SECOND QUARTER GDP HOBBLES STERLING
Investors are still nervous about sterling after Britain’s economy shrank by more than expected in the second quarter of the year. Canadian interest rates remain steady for another month.
Sterling continued last week’s downward trek at roughly the same pace. With minor variations it headed southeast from $1.82 on Monday to $1.7750 on Friday. A bounce this morning took it to $1.7850 in time for London’s opening.
The FX market was not alone in feeling the stultifying effects of the summer slowdown. Price movements were either dampened by lack of interest or intensified by lack of liquidity. Sterling did not have a particularly easy run. The week began with news that Treasury revenues fell by more than £30 billion in the last tax year. Expenditure had clearly gone up so investors were left to fret about what the government was going to do about the mismatch.

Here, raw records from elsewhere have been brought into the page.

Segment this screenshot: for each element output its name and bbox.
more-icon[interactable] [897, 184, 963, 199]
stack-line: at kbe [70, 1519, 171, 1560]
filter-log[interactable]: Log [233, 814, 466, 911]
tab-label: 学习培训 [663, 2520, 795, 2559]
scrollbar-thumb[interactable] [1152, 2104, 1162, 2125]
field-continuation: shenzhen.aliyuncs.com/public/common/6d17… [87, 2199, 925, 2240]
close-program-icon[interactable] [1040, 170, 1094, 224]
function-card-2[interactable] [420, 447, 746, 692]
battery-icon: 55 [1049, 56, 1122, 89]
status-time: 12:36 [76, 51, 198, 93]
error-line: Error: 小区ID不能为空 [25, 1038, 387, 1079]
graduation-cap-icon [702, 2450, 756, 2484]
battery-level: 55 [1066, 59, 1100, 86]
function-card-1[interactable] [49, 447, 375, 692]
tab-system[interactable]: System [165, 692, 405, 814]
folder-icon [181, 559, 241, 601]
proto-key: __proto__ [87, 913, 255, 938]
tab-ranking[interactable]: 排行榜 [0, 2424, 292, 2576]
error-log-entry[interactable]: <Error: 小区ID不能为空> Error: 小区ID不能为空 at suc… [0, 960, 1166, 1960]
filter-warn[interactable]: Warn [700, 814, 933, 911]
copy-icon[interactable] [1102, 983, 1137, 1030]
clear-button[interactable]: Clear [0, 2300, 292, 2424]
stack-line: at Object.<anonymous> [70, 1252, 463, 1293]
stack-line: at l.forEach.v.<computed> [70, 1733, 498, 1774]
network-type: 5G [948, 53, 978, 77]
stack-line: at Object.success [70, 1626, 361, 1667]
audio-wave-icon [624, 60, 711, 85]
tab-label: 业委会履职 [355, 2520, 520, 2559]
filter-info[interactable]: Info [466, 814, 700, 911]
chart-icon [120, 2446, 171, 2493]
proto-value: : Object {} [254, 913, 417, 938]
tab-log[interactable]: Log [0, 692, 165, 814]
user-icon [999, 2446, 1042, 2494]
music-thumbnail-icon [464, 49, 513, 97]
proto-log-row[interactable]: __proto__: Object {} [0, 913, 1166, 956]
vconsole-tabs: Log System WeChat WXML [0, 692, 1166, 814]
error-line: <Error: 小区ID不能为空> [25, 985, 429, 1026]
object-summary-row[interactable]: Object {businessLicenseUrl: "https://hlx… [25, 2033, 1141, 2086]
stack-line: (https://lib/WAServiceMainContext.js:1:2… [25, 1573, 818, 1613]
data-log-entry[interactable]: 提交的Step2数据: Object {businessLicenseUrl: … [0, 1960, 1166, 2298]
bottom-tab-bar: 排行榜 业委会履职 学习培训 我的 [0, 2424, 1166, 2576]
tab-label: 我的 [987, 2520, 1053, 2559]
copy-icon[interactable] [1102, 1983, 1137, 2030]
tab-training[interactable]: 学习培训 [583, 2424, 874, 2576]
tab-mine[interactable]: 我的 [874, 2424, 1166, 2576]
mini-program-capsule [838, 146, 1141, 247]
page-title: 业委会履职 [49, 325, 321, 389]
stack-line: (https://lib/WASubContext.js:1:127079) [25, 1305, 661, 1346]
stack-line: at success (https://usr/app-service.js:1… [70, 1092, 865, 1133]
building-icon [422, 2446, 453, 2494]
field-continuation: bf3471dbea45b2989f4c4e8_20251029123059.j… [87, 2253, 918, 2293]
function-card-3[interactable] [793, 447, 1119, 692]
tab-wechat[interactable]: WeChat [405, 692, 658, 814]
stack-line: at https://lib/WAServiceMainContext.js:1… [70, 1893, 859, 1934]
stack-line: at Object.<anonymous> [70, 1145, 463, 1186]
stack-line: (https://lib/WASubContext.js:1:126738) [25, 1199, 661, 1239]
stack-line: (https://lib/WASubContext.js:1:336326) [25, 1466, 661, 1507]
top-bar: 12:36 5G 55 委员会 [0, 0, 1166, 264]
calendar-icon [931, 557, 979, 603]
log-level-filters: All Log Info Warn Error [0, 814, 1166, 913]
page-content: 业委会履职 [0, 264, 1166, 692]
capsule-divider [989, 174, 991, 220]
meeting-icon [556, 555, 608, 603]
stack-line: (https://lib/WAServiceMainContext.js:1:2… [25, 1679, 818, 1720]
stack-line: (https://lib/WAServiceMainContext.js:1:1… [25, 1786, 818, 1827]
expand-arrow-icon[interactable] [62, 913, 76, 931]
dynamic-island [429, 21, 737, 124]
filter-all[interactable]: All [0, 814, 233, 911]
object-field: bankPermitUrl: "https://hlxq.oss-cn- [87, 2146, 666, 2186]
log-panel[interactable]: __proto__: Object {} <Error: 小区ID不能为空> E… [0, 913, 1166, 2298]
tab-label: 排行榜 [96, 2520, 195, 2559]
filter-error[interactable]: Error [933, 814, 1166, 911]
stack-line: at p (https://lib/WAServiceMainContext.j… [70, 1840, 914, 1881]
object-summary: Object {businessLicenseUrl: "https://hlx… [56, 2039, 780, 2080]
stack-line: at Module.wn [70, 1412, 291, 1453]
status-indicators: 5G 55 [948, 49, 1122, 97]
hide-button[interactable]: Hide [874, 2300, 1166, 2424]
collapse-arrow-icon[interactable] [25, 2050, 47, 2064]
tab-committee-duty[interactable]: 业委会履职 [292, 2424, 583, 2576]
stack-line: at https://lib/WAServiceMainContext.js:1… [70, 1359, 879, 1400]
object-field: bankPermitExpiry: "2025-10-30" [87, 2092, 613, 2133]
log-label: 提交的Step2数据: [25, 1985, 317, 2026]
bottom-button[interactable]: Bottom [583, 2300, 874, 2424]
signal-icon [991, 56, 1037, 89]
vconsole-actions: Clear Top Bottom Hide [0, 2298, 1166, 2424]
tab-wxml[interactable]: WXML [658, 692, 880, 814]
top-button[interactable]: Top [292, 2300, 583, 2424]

Wednesday’s Monetary Policy Committee’s minutes failed to provide sterling bears with any ammunition. There was no hint that the Bank of England would extend its Asset Purchase scheme – “printing money” as some would have it – beyond the £150 billion already earmarked. Even the last £25 billion of that is not yet committed to the programme.
That revelation was good for sterling, as was the following day’s retail sales figure for June. Sales were up by 1.2% on the month and 3% higher than a year earlier. It was a different story on Friday, however. Every three months the Office of National Statistics correlates all the available information to see how the British economy as a whole has performed. For the first three months of the year investors already knew that Gross Domestic Product shrank by -2.4%. They were expecting the first estimate of second quarter GDP (it will be revised a couple of times before the final figure) to show a much smaller -0.3% contraction. What they got was a -0.8% shrinkage, more than twice the forecast decline. Not surprisingly, sterling took a hit.
Canada was more forthcoming than some others with its supply of data last week but the Loonie’s main driver was the market’s growing appetite for “risk”. The Canadian, New Zealand and Australian dollars all outperformed the pound as investors broadened their net. On the data front Canadian retail sales did better than wholesale sales, rising by 1.2% in the year to may while wholesale sales drifted -0.3% lower. The Bank of Canada did exactly as expected at its monthly meeting, leaving the policy interest rate steady at o,25%.
Still in its recent range of $1.75-$1.85 the pound is going nowhere fast. Having failed to push past $1.92, the pound clearly has no secret reserves of power. The $1.75 support level could well be the next port of call. With sterling well off its highs buyers of the Canadian dollar should protect themselves with a 50% hedge.